Email Automation·May 26, 2020·By Ajay Goel·9 min read
How to send multiple emails with different attachments in Gmail

Have you ever wondered how to send multiple emails with different attachments in Gmail?

Well, you can now easily send a mass email or mail merge in Gmail with personalized attachment files.

Why would you ever need to do this? Let’s say you run a small business that needs to send PDF invoices to your customers once a month. Your billing software generates the PDF invoices, one for each of your 100 customers. Now you need to send the right invoice to the right customer. Until now, you’d have to prepare multiple emails manually — composing and sending 100 individual emails, and having to attach the right PDF to each email.
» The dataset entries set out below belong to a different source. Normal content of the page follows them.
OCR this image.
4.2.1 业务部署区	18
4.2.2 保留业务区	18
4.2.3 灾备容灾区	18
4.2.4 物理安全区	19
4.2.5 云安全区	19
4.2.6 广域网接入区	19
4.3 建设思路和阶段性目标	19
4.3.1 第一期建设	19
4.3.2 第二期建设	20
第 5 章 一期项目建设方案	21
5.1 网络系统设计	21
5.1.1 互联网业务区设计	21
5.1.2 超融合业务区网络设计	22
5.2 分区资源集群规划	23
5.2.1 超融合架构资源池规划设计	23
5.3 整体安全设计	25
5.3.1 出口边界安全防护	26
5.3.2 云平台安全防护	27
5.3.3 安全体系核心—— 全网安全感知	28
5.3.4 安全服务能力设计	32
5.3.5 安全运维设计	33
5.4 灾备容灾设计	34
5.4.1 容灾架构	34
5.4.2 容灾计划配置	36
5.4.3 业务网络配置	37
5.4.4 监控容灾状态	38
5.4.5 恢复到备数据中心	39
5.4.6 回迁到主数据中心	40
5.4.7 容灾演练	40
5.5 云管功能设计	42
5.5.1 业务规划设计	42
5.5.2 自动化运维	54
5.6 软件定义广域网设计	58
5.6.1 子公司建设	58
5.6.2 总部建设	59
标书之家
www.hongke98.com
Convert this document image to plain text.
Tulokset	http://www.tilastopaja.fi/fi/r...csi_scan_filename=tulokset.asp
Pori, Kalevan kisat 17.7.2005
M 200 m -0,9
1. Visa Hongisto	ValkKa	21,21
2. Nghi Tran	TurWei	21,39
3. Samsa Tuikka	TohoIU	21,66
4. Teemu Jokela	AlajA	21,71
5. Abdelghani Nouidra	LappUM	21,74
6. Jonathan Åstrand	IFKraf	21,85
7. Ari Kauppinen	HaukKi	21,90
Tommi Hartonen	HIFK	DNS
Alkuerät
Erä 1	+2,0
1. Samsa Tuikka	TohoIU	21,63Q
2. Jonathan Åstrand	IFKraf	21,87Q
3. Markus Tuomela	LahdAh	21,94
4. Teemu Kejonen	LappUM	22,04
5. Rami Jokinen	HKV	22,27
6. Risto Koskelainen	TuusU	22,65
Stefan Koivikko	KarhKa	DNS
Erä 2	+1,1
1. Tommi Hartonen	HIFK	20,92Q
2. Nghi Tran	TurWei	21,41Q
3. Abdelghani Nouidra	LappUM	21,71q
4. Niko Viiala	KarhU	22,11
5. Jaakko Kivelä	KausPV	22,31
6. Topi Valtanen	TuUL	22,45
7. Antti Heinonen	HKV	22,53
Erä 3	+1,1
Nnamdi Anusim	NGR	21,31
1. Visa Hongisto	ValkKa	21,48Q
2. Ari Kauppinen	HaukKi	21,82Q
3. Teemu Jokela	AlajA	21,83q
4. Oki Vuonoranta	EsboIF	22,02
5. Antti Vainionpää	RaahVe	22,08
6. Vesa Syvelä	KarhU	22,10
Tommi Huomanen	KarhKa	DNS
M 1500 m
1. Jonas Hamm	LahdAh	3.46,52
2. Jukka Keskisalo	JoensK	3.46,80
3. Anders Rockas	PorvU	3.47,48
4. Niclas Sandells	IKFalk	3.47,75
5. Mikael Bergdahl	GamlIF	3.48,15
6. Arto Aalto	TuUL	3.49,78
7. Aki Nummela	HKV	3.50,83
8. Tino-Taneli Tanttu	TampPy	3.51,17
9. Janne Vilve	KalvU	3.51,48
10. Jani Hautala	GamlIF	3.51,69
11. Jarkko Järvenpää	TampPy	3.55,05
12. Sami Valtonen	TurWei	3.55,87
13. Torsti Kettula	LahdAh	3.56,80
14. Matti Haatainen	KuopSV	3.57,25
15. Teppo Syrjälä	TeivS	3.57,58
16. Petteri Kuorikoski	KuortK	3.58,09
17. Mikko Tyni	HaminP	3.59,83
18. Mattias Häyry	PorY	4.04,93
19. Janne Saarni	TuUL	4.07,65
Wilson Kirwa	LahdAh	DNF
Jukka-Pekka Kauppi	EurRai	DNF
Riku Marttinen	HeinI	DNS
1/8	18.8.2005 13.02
But now, you can automate all of this. Here’s a two-minute video demo:

What tools will you need to mail merge with individual attachments?

  1. All of your attachment files, ready to send
  2. A Google Sheet that lists the email addresses in one column and the file names in the other
  3. A place to host the files, such as Google Drive, Amazon S3, Dropbox, or your own web server
  4. A Gmail or Google Workspace account
  5. SendHustle installed and connected

Host your attachments somewhere

Your files can either be in your Google Drive or somewhere publicly accessible on the web, like your own web server, a public Dropbox folder, or a public AWS S3 bucket.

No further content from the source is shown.